Media freedom groups say Russia is one of the world's most dangerous countries for journalists. Anna Politkovskaya, an investigative reporter who was critical of the Kremlin, was shot dead in 2006 outside her Moscow apartment.

Ingushetia's Kremlin-backed leader, President Murat Zyazikov, has been struggling to contain a low-level insurgency led by Islamist militants.
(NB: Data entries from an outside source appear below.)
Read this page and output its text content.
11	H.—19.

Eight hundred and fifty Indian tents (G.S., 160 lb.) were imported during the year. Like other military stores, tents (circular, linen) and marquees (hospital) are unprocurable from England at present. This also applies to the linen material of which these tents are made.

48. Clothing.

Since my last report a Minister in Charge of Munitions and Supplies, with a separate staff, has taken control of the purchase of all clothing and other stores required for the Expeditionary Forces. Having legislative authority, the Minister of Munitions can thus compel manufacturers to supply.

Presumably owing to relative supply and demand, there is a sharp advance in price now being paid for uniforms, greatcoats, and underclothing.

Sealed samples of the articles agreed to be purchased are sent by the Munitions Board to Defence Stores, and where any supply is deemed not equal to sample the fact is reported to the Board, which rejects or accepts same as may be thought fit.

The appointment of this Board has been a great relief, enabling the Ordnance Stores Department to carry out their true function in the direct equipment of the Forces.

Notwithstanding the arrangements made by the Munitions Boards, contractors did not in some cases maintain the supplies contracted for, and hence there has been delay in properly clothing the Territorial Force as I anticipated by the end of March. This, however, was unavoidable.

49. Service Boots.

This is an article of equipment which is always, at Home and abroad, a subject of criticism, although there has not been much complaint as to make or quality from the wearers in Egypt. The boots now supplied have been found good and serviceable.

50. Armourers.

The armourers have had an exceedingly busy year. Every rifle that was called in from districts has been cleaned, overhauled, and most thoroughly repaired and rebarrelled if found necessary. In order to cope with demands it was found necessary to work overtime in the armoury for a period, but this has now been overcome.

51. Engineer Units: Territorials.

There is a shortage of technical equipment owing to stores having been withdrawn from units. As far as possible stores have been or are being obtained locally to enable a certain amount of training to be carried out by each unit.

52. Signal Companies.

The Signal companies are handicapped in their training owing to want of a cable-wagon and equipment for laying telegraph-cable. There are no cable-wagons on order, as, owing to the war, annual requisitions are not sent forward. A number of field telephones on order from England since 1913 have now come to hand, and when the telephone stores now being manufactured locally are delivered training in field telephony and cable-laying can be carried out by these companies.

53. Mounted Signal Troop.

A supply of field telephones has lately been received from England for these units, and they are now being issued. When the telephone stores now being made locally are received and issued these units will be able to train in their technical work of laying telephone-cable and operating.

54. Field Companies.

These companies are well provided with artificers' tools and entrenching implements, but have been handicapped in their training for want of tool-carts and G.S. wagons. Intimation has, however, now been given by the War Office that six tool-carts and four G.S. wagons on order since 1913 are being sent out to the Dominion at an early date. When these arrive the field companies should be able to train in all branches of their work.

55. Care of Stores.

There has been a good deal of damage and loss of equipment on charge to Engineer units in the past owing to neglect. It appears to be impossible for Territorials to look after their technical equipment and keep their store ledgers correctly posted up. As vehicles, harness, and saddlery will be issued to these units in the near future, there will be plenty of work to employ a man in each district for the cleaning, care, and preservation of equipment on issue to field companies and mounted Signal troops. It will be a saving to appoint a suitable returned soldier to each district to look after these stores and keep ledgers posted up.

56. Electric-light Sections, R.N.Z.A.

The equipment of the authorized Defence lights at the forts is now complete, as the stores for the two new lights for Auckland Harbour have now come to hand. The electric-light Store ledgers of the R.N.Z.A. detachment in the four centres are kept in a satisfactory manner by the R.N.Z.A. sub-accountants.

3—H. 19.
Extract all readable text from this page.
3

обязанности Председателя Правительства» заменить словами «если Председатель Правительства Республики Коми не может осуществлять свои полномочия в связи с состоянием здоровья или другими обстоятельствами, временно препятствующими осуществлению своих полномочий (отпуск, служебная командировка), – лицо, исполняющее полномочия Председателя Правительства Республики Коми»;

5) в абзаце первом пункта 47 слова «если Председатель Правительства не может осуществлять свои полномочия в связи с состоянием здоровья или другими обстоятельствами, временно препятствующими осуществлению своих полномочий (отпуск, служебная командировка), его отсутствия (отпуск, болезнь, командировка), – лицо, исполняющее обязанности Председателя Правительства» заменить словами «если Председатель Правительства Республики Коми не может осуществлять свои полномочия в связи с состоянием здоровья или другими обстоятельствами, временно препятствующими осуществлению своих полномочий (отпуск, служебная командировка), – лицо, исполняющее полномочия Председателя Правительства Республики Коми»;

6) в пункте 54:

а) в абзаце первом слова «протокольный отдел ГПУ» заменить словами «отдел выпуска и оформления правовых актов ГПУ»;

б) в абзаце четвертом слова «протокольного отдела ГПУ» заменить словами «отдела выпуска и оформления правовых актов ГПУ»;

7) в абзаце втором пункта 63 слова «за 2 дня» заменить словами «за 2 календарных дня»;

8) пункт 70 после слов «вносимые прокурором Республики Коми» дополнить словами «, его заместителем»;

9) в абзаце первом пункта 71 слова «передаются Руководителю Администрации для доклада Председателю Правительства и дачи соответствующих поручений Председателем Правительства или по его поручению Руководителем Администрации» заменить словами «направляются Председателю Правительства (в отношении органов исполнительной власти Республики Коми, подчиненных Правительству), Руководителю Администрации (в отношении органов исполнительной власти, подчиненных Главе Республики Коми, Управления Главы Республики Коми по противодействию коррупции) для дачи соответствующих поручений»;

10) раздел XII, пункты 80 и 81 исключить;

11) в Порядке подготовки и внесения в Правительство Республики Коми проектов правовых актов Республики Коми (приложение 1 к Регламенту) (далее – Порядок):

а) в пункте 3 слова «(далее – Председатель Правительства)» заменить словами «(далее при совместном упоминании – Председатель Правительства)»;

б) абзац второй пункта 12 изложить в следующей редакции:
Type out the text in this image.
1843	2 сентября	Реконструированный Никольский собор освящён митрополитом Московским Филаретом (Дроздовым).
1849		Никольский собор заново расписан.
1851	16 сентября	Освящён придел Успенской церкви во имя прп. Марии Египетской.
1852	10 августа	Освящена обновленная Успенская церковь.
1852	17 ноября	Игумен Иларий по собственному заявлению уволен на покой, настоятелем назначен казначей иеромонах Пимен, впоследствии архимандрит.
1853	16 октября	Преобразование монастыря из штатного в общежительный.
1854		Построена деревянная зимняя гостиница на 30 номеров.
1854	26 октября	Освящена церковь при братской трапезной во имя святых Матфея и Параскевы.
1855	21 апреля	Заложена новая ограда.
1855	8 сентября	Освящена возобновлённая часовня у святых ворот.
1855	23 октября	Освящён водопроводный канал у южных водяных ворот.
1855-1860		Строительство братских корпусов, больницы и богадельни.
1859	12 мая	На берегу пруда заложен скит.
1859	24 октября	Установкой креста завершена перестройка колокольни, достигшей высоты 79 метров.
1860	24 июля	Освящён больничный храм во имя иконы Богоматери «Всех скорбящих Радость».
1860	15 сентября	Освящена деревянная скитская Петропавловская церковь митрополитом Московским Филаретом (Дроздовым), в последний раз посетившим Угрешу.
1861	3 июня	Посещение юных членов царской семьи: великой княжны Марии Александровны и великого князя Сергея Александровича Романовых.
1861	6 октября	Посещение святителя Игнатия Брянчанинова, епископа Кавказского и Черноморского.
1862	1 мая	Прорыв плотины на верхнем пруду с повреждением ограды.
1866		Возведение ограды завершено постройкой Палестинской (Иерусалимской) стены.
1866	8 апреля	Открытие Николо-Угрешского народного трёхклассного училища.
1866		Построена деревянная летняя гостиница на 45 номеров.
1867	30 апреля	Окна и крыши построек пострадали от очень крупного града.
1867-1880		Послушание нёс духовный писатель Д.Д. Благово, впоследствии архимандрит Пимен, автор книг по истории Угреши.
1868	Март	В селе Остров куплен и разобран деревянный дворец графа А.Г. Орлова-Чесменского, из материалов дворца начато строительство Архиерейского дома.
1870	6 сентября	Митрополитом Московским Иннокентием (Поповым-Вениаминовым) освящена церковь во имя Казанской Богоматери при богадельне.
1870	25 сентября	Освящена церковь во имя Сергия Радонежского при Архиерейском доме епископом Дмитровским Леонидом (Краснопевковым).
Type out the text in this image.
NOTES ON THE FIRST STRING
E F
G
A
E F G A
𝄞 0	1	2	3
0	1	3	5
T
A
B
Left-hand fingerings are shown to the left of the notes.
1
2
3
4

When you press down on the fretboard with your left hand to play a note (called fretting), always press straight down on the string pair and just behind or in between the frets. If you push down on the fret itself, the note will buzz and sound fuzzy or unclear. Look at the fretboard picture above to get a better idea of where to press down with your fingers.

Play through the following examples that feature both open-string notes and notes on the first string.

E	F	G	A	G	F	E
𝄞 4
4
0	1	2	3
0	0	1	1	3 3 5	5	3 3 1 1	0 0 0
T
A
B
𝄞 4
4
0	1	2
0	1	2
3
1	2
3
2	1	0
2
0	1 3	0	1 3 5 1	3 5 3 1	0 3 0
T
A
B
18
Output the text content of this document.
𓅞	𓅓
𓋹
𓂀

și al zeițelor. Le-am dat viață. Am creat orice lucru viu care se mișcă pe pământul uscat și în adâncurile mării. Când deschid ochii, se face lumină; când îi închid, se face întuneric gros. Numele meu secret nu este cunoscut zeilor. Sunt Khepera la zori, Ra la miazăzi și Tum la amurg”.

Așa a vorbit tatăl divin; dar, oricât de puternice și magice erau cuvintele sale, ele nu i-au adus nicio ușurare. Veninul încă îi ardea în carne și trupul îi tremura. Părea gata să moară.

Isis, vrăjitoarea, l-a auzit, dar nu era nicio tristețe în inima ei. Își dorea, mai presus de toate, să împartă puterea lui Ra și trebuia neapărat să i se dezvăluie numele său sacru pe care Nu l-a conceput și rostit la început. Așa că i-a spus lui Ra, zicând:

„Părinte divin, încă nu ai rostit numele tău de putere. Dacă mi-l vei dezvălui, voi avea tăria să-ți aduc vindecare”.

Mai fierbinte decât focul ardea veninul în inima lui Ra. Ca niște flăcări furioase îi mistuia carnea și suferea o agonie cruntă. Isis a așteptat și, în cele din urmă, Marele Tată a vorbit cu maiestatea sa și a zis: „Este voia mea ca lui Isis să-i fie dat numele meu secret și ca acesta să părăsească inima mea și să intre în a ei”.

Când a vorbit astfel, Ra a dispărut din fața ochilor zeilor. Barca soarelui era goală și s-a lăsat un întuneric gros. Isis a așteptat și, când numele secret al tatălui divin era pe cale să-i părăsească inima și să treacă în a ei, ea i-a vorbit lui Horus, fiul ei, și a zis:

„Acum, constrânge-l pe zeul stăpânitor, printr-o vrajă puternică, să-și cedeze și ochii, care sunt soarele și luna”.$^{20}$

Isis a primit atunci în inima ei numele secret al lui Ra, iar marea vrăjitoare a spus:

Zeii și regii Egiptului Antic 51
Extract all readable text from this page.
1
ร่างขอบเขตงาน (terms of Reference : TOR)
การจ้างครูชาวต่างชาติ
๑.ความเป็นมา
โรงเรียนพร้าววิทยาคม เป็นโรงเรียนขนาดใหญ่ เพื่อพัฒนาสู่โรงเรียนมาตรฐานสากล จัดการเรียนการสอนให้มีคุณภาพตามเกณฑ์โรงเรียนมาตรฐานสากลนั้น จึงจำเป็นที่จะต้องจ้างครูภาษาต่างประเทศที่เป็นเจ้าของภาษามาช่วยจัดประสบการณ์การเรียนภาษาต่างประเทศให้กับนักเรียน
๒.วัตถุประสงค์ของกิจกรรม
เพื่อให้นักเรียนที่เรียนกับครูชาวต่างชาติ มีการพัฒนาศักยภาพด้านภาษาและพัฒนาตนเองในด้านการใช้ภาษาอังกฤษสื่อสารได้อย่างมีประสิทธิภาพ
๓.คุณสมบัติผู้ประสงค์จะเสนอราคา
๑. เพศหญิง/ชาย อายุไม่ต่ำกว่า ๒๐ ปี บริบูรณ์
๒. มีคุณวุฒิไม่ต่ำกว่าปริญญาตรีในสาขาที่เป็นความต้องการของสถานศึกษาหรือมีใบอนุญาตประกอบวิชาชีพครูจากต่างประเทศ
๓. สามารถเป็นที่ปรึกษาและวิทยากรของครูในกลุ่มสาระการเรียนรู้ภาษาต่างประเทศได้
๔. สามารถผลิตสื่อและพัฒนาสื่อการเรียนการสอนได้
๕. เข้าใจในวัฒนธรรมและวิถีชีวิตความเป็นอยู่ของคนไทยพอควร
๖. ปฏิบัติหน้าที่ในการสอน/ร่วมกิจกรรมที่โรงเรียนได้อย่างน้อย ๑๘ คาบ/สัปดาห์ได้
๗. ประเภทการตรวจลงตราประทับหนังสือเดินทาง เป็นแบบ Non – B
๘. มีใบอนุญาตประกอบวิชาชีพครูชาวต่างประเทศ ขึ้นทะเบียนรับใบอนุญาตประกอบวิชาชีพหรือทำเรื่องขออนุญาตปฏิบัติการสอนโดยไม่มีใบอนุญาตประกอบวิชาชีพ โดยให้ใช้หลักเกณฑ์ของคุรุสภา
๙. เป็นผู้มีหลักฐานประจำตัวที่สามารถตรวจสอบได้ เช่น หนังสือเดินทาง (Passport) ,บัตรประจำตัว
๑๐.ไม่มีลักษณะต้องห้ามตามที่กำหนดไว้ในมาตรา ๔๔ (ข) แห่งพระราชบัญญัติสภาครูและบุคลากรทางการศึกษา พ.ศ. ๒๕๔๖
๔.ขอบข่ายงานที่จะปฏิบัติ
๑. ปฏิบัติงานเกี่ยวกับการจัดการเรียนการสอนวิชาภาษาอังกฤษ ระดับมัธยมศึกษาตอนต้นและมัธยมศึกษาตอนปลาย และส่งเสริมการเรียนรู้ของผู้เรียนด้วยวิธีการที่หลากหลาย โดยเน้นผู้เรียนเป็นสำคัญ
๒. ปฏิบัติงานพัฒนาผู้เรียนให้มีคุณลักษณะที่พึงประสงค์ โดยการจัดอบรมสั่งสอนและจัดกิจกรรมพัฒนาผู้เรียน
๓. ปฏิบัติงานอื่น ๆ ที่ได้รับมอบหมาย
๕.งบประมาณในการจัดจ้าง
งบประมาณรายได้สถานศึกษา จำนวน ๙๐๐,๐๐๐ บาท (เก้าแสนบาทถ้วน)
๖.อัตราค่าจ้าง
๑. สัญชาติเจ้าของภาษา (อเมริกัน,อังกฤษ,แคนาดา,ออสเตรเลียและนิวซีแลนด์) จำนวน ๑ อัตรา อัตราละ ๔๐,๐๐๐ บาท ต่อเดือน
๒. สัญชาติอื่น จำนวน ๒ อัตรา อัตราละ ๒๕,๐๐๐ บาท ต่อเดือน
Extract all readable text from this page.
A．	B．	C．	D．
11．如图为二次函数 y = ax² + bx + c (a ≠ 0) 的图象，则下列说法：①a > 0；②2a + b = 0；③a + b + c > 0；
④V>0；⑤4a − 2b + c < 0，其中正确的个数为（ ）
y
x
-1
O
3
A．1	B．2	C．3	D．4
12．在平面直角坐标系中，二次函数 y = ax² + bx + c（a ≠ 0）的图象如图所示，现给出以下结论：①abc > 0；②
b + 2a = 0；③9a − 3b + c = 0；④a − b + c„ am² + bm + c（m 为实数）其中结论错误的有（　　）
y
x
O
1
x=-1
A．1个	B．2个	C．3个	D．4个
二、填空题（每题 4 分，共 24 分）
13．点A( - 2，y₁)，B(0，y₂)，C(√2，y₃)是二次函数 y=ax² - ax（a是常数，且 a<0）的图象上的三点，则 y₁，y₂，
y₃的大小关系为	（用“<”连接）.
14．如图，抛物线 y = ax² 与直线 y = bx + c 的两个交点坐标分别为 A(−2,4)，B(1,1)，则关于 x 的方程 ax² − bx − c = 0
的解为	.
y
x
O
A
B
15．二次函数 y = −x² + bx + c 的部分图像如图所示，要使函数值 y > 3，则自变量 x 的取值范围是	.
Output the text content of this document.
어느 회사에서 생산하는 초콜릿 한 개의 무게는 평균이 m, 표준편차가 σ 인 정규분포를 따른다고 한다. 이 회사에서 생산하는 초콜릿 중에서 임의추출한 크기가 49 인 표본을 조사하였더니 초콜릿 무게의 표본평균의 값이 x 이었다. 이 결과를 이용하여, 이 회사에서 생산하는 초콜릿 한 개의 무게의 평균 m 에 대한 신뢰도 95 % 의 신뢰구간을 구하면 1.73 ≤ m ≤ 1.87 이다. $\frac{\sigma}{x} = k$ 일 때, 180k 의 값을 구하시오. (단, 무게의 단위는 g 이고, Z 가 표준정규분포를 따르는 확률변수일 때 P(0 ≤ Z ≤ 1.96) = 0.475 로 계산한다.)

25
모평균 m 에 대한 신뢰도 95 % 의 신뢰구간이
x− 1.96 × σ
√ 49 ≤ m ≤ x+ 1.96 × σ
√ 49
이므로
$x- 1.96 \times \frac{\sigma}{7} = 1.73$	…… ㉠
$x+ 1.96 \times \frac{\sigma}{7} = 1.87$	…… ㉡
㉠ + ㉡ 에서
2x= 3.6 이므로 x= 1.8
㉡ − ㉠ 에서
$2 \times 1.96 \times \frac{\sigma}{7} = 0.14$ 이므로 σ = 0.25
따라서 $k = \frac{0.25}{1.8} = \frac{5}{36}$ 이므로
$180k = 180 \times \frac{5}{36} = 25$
His critics accuse him of persecuting opposition activists and reporters, an allegation he denies.

Ingushetia is in Russia's North Caucasus region and neighbors Chechnya, scene of a separatist rebellion that has now been largely quelled.

Zyazikov has criticized the reporting by ingushetiya.ru and brought a court case earlier this year seeking to close it down.

Interfax quoted an unnamed law enforcement source as saying Yevloyev was shot by accident.

"While police officers were attempting to transfer M. Yevloyev to an Interior Ministry office, an incident occurred in which M. Yevloyev received a gunshot wound to the temple area," the agency quoted the source as saying.

Aslanbek Apayev, a representative of the Moscow Helsinki Group human rights organization, told Reuters that opposition figures in Ingushetia had told him Yevloyev was dead.

"Yes, it is true. People close to the opposition confirmed that to me. I do not know any details," he said.